Reprising the increasingly familiar role of national mourner-in-chief, Biden, 79, then attended a Catholic Mass with local residents, ahead of meeting privately with first responders and grieving relatives of the dead.
"Our hearts are broken," Archbishop Gustavo Garcia-Siller said at Sacred Heart church, where the Bidens sat at the front and the first lady reached out to lightly touch the hands of several worshippers.
Earlier, the arrival of the Bidens’ motorcade at the school was met with applause from a crowd. However, illustrating the tension in the town, there were boos at the appearance of Republican Texas Governor Greg Abbott, who strongly opposes new restrictions on gun ownership.
"We need changes," shouted one man.

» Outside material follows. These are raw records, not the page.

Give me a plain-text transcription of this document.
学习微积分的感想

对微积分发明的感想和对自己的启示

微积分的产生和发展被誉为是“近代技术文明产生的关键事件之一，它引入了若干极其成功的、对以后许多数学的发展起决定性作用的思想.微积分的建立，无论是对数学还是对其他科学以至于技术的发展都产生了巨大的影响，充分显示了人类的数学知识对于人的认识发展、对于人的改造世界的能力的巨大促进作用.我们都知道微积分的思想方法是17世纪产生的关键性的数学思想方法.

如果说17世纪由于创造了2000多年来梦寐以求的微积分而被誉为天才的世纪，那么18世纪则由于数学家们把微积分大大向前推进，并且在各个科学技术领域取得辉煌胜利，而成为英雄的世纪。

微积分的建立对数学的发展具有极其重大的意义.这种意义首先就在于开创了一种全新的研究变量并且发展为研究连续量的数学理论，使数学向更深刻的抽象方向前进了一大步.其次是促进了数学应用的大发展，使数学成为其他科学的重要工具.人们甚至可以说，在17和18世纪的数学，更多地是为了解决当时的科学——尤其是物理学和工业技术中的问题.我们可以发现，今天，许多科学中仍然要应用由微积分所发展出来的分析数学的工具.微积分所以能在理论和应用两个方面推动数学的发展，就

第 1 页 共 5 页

Biden was not scheduled to speak publicly in Texas, but on Saturday he renewed his call for Congress to overcome years of paralysis to toughen firearms regulations -- especially on weapons like the semi-automatic AR-15 that the gunman used in Uvalde. "We cannot outlaw tragedy, I know, but we can make America safer," Biden said. Harrowing accounts emerged of the ordeal faced by survivors of Tuesday’s attack, where the behavior of the police is under severe scrutiny.

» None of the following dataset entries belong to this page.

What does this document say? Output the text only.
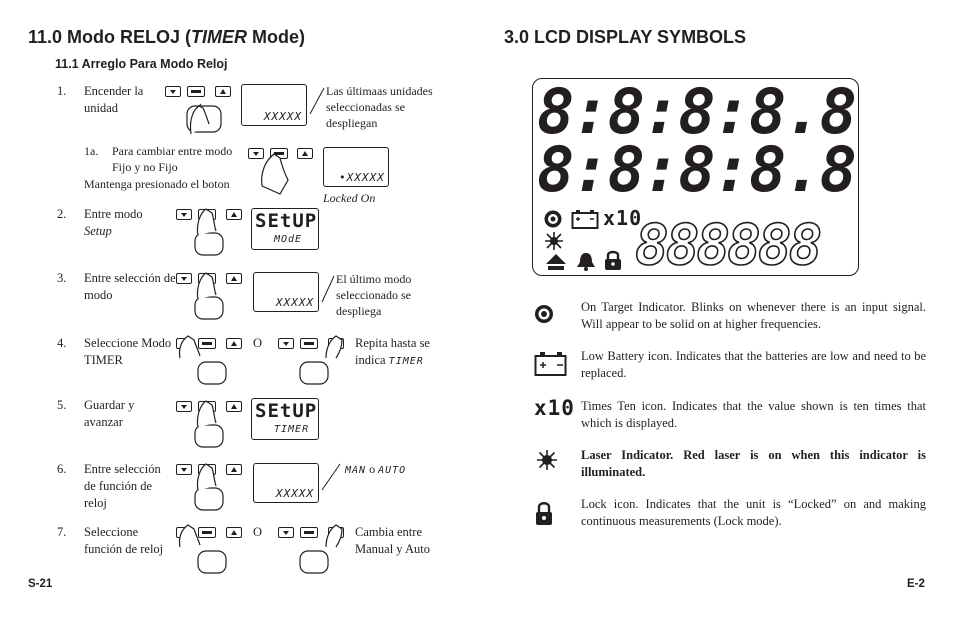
11.0 Modo RELOJ (TIMER Mode)
11.1 Arreglo Para Modo Reloj
1. Encender la unidad
XXXXX
Las últimaas unidades seleccionadas se despliegan
1a. Para cambiar entre modo Fijo y no Fijo
Mantenga presionado el boton	•XXXXX
Locked On
2. Entre modo
Setup	SEtUP
MOdE
3. Entre selección de modo
XXXXX
El último modo seleccionado se despliega
4. Seleccione Modo TIMER
O	Repita hasta se indica TIMER
5. Guardar y avanzar	SEtUP
TIMER
6. Entre selección de función de reloj
XXXXX
MAN o AUTO
7. Seleccione función de reloj
O	Cambia entre Manual y Auto
S-21
3.0 LCD DISPLAY SYMBOLS
8:8:8:8.8
8:8:8:8.8
x10
888888
On Target Indicator. Blinks on whenever there is an input signal. Will appear to be solid on at higher frequencies.
Low Battery icon. Indicates that the batteries are low and need to be replaced.
x10 Times Ten icon. Indicates that the value shown is ten times that which is displayed.
Laser Indicator. Red laser is on when this indicator is illuminated.
Lock icon. Indicates that the unit is “Locked” on and making continuous measurements (Lock mode).
E-2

Ten-year-old Samuel Salinas was sitting in his fourth-grade classroom when the shooter, later identified as Salvador Ramos, 18, barged in and announced: "You’re all going to die." Then "he just started shooting," Salinas told ABC News. Texas authorities admitted Friday that as many as 19 police officers were in the school hallway for nearly an hour before finally breaching the room and killing Ramos, saying the officers mistakenly thought that he had stopped killing and was now barricaded. Parents have expressed fury and on Sunday the Justice Department announced an inquiry "to identify lessons learned and best practices to help first responders prepare."